April 17, 2014
April 15, 2014
My friend. C., sent me this photo of her son with The Big Book of Superheroes: "This is what I found Emmet reading this morning during breakfast!"
At first, I was super-happy! But then I saw what was really happening here:
—“Mom, this bagel tastes crummy.”
—“But it’s your favorite flavor! What happened?”
—“Well, I was eating it and then I opened this book. And now everything seems... WORSE.”
—“Emmet, put the book down now!” *sprays lighter fluid on it* “Now step back, son.” *lights match*
When I told C. this theory, and she wrote back: "OMG. It is almost as if you were in my house this morning and overhead our conversation. That's amazing! The boys love using our fire pit and we burn books regularly, so it was a pretty typical morning."
In conclusion, C. has a pretty great sense of humor.
April 13, 2014
April 11, 2014
The good people at AM Northwest invited me on today to talk about The Big Book of Superheroes.
April 10, 2014
April 9, 2014
the big book of superheroes five stars i got this book for my 9 year old son and he absolutely loves it thinks he can be a superhero now on the back of it it says sidekick not included and he said that's what little brother is for lol
April 8, 2014
Nephew: This is definitely Bart's best book.
Mom: Better than The Big Book of Boy Stuff?
Nephew: Oh yeah.
Mom: Better than Gross Stuff? Girl Stuff?
Nephew: Oh yeah.
Mom: Better than your Animal Encyclopedias?

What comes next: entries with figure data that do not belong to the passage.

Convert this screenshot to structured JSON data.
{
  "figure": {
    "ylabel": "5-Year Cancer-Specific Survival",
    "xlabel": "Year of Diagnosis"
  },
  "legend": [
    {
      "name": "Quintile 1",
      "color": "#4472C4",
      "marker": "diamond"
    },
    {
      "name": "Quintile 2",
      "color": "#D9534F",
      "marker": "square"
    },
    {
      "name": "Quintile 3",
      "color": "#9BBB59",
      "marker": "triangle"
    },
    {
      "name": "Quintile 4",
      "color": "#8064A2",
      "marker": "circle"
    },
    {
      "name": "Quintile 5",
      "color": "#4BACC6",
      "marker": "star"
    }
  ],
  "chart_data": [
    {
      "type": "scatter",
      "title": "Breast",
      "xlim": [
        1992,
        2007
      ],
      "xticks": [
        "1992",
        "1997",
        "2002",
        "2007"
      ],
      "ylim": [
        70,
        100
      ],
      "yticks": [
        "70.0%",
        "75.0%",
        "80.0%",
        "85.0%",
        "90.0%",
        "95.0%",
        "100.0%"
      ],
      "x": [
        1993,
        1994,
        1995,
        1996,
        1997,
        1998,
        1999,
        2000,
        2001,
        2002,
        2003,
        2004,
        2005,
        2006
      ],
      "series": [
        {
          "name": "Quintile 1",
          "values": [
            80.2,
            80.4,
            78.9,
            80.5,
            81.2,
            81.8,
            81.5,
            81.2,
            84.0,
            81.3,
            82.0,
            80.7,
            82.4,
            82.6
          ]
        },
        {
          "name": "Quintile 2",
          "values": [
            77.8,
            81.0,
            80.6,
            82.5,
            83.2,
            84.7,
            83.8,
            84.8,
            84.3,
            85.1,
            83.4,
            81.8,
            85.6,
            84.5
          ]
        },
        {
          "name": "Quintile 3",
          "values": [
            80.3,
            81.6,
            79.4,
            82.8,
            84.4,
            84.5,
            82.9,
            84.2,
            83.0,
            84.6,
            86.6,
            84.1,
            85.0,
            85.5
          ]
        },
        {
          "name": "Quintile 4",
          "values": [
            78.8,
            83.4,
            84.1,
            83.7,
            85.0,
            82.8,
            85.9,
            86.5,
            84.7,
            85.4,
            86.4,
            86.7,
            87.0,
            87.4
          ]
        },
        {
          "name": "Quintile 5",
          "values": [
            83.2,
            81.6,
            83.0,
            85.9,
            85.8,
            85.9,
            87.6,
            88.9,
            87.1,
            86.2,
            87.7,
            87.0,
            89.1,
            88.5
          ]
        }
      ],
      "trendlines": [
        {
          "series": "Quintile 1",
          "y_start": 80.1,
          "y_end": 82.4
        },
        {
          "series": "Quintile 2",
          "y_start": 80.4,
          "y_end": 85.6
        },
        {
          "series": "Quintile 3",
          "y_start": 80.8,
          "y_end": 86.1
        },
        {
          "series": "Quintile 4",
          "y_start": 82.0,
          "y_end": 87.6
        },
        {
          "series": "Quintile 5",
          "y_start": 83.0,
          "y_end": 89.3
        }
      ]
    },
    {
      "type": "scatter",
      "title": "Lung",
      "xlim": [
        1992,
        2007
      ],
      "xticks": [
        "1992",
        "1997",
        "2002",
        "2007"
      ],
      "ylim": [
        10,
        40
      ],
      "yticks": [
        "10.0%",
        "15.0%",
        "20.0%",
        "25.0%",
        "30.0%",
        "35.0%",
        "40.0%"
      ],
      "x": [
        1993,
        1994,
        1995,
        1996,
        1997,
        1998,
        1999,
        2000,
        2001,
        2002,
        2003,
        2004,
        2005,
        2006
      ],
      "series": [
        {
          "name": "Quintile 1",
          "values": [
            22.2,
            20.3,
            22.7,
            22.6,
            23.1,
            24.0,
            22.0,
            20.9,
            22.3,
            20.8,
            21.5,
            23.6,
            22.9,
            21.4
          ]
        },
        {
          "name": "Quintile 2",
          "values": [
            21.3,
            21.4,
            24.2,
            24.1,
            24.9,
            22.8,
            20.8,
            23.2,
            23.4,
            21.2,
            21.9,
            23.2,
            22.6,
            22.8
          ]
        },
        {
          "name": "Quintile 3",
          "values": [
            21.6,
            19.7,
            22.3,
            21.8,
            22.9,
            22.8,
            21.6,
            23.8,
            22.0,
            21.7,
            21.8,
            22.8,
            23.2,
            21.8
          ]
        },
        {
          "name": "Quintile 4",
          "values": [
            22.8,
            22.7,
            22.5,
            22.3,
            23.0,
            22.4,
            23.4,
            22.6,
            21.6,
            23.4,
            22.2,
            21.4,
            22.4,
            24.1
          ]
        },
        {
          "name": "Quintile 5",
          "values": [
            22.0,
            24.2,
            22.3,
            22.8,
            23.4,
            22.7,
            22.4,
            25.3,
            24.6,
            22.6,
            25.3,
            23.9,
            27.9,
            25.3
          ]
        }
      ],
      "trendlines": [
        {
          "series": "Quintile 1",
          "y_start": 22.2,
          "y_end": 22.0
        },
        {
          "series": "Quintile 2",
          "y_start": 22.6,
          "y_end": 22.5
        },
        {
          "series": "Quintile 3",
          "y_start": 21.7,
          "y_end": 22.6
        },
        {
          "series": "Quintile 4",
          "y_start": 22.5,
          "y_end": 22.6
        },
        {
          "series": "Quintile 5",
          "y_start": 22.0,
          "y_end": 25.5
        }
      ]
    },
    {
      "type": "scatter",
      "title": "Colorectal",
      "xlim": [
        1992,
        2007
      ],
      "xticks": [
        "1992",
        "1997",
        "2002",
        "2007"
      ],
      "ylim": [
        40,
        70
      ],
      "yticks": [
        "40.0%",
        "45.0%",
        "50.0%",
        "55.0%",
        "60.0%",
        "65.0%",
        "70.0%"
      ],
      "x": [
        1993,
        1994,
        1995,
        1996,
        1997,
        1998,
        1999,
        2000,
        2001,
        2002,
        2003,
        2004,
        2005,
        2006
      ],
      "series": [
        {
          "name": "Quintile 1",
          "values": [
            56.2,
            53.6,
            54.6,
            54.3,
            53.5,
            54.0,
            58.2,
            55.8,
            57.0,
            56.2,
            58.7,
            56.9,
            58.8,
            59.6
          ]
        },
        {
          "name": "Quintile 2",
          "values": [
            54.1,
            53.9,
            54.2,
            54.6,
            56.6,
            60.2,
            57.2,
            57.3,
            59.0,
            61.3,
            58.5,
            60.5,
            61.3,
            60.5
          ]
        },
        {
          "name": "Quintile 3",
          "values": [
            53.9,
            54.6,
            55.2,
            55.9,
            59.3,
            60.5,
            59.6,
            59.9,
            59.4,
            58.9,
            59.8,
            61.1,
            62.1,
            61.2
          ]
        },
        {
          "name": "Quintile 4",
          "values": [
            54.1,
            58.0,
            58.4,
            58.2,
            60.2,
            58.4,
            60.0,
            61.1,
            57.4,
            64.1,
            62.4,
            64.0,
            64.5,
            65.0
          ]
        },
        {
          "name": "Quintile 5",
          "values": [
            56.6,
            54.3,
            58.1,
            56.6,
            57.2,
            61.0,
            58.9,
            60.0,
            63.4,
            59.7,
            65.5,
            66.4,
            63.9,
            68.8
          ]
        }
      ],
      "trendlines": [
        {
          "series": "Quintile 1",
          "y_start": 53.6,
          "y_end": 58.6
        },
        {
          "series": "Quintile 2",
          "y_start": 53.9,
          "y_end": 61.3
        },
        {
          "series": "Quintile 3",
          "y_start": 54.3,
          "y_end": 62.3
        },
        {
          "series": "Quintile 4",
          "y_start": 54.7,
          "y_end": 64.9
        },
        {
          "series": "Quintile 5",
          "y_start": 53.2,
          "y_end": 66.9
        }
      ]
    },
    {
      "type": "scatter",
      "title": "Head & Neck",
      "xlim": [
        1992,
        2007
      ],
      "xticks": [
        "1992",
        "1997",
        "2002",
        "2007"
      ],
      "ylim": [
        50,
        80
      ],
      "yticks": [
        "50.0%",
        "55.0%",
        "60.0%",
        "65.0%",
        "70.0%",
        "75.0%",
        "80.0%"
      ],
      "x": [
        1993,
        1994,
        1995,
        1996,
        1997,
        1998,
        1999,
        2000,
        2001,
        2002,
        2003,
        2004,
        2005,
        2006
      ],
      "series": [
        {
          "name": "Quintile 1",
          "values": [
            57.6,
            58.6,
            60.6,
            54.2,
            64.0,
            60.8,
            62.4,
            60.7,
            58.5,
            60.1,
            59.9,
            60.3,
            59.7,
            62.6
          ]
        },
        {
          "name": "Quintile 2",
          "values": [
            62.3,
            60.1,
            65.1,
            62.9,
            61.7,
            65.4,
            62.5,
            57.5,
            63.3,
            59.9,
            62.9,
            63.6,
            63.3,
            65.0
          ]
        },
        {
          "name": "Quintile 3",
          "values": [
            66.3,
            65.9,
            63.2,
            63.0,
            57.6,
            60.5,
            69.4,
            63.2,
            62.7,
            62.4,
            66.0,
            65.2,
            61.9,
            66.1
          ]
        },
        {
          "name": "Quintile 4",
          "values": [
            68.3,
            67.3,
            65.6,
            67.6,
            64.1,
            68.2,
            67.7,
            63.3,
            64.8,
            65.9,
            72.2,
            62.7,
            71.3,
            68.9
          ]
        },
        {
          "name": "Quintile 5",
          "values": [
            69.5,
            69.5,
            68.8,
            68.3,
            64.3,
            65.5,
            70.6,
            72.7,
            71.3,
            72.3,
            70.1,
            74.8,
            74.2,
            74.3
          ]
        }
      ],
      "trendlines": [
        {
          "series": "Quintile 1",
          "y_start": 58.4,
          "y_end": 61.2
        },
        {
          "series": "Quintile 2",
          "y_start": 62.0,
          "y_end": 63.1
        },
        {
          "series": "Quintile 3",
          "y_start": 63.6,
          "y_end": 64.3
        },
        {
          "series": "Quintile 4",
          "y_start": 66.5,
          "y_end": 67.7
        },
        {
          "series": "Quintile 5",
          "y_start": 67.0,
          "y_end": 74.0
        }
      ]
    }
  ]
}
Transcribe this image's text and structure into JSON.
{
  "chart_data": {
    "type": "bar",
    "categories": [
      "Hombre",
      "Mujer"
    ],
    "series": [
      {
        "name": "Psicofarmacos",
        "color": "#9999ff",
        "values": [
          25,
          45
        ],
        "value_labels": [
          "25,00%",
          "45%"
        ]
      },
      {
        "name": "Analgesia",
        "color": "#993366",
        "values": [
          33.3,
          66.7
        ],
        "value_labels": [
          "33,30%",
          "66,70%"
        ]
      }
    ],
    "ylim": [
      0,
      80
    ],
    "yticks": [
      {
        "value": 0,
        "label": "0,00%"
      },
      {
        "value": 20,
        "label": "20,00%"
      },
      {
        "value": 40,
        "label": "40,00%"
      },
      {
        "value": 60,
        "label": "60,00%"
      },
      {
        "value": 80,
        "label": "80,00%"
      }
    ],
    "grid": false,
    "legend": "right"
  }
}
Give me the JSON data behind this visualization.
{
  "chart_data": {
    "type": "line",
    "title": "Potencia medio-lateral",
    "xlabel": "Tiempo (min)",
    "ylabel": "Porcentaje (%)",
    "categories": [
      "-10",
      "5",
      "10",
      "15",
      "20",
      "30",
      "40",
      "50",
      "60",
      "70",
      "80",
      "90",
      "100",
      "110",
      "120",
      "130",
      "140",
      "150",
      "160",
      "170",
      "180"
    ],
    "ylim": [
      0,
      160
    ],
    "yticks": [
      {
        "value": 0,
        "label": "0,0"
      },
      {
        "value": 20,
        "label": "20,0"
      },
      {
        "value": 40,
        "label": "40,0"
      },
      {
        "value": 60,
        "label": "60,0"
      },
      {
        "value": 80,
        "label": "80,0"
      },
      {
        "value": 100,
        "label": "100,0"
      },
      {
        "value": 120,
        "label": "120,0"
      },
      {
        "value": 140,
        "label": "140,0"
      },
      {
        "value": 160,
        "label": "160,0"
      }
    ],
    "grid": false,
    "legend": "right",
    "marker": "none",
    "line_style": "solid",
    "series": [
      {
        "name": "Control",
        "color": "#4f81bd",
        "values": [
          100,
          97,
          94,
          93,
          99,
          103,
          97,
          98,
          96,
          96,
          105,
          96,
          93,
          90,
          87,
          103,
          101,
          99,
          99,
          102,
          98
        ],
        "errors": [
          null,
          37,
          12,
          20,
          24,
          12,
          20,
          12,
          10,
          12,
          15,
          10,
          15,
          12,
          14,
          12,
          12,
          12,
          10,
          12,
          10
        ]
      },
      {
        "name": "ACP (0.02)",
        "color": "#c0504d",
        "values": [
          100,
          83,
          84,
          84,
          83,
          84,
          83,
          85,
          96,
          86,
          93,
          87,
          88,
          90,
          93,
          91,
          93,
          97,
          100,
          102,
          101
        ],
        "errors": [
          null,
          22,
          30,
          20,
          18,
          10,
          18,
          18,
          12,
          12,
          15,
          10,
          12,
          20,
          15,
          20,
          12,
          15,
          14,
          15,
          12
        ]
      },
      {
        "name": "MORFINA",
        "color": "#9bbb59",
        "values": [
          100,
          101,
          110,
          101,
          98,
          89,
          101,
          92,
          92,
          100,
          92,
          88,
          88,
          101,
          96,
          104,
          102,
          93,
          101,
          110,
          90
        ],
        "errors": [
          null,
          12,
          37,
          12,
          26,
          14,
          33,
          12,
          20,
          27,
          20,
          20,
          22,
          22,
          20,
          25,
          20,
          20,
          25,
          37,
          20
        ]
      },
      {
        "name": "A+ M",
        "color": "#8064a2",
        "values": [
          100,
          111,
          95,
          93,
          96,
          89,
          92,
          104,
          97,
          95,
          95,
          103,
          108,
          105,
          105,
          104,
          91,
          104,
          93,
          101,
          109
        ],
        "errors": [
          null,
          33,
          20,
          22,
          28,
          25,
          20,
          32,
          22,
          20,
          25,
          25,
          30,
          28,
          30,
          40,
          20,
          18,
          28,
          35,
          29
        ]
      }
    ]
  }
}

Nephew: I wouldn't go that far.
April 6, 2014
Every job has unique challenges. For writers, one of the most pernicious of these is marketing. I had fun with that idea in this new piece for the The Oregonian—a form letter from a generic publisher to its stable of authors...
Ooh, two other things:
1.) The end of item 3 should read "Antony Hopkins."
2.) And of course, I ran this article past my publisher's marketing department before submitting it to the O! (Luckily, most people in the book industry have well-honed senses of humor.)